Communication Builds Our Community

Seminole Hotel Owner Asks City to Halt Foreclosure, Waive Fines

Henry Kebabjian is not giving up on his plans to redevelop the historic Seminole Hotel and is still hoping to convince Lake Wales city commissioners to drop their foreclosure action, waive code enforcement fines and allow him to go forward with the project.

Kebabjian told commissioners at their Dec. 1 meeting that he now has more than $40,000 invested in the hotel, which he purchased for $10,500 in August. He said he has purchased property for parking south of the hotel on First Street, ordered an appraisal, and hired contractors for electrical, plumbing, painting and a fire sprinkler system. He said he also has estimates for new doors, windows and roofing and is working to purchase title insurance.

Speaking during the communications and petitions section of the meeting, Kebabjian asked to be placed on a future agenda, when the commission could take action on his requests. City Manager James Slaton said he will bring options for the commission to discuss at their Dec. 9 agenda workshop meeting to determine what action item to put on the regular meeting agenda Dec. 15.
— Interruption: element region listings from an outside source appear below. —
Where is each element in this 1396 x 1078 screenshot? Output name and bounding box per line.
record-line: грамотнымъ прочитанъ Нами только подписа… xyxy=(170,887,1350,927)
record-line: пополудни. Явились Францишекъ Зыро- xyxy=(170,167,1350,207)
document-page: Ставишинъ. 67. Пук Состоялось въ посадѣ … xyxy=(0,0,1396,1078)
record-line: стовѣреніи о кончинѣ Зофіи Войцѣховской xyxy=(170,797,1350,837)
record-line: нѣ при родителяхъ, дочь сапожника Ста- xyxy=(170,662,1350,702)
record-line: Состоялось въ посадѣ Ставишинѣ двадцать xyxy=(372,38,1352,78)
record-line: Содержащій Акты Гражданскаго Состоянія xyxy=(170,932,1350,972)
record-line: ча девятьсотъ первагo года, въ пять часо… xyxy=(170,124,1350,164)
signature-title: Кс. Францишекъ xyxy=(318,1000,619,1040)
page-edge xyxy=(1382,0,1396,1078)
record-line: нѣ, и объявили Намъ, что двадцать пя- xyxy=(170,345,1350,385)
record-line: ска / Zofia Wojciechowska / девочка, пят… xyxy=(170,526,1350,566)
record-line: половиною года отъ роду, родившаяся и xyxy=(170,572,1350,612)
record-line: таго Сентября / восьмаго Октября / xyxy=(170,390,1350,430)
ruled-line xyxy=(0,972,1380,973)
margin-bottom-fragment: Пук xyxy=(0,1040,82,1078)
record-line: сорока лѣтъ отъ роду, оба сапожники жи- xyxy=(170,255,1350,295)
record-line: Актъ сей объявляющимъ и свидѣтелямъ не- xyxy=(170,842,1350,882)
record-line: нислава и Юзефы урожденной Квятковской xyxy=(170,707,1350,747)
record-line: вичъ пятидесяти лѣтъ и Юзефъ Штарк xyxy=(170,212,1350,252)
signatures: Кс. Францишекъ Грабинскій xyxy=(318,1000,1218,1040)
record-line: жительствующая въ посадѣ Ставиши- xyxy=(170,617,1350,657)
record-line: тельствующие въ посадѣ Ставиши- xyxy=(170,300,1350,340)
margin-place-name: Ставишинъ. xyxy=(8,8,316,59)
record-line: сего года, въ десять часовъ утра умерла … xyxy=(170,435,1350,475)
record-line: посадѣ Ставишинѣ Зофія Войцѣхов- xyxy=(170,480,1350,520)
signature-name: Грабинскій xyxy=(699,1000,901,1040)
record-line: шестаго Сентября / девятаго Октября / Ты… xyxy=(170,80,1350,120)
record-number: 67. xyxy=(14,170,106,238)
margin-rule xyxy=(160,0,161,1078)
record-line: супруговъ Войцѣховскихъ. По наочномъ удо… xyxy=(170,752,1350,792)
City Attorney Chuck Galloway said he is waiting for a hearing to be scheduled on the pending foreclosure action. The hotel was shut down in 2017 as unsafe due to multiple code violations. The city's code enforcement board approved moving forward with foreclosure after recent owner Cardiff Howell of Orlando was unable to submit an acceptable renovation plan, and attempts by local developer Ray Brown to purchase the property fell through in June. Howell bought the 14,776-square-foot hotel in March 2010 for $630,000. Property appraiser records list the market value of the historic structure, built in 1929, as $101,000, a drop of $80,000 since 2017.

"This action is pending and it's going forward until this body says don't do it," Galloway said, noting Kebabjian could purchase the property at the foreclosure sale if he is willing to reimburse the city $11,000 in back taxes, pay attorney fees, court costs and administrative fines of more than $270,000 that continue to accrue at $250 per day. The city also wants to collect about $6,000 for an environmental study to determine asbestos content in the building.

Kebabjian said the foreclosure is "not going to happen," even if he has to pay off the code enforcement liens and other costs, which now total about $290,000. He told commissioners if they don't waive the fines it will delay the project and he will not be able to redo the building exterior with new stucco, doors and windows.

"So you're saying if we don't do what you want it will be a shoddy building?" asked Commissioner Terrye Howell.

Kebabjian told commissioners if they work with him to offer a fine amnesty program he would have the hotel exterior completely redone within one year. Last month he told them he had a loan commitment, and that he planned to restore the first floor of the hotel with retail storefronts and a restaurant before renovating hotel rooms on the second and third floors. Kebabjian also said he made $170,000 in net profit from the sale of Giorgio's restaurant on Stuart Avenue downtown.

"The money I've made in Lake Wales I'm reinvesting in Lake Wales," Kebabjian said, noting if the city refuses to compromise, "All they are going to do is scare other investors away."

Galloway and Slaton are recommending that the city foreclose on the hotel, then transfer it to the city's Community Redevelopment Agency, which can then seek proposals from possible developers. Galloway said the foreclosure action will help the city get clear title to the property.

Kebabjian said he now has a quit claim deed from Howell's ex-wife, Myra Howell Smith, so the only issues with the title are the city's liens.

He originally budgeted $350,000 for the Seminole restoration and having to pay off the fines will only delay the project, Kebabjian said.

"I have no problem paying the money – a fair number, not the fines since day one," Kebabjian said. "All I'm saying is let's be fair."


Reader Comments(1)

gator63 writes:

Based on the Walesbilt project, the city would be better served by sitting down with the owner and working out a time schedule for completion. Then reduce the fines according to amount spent by the owner in making the renovations. The city should also hire an outside project management firm to oversee the work.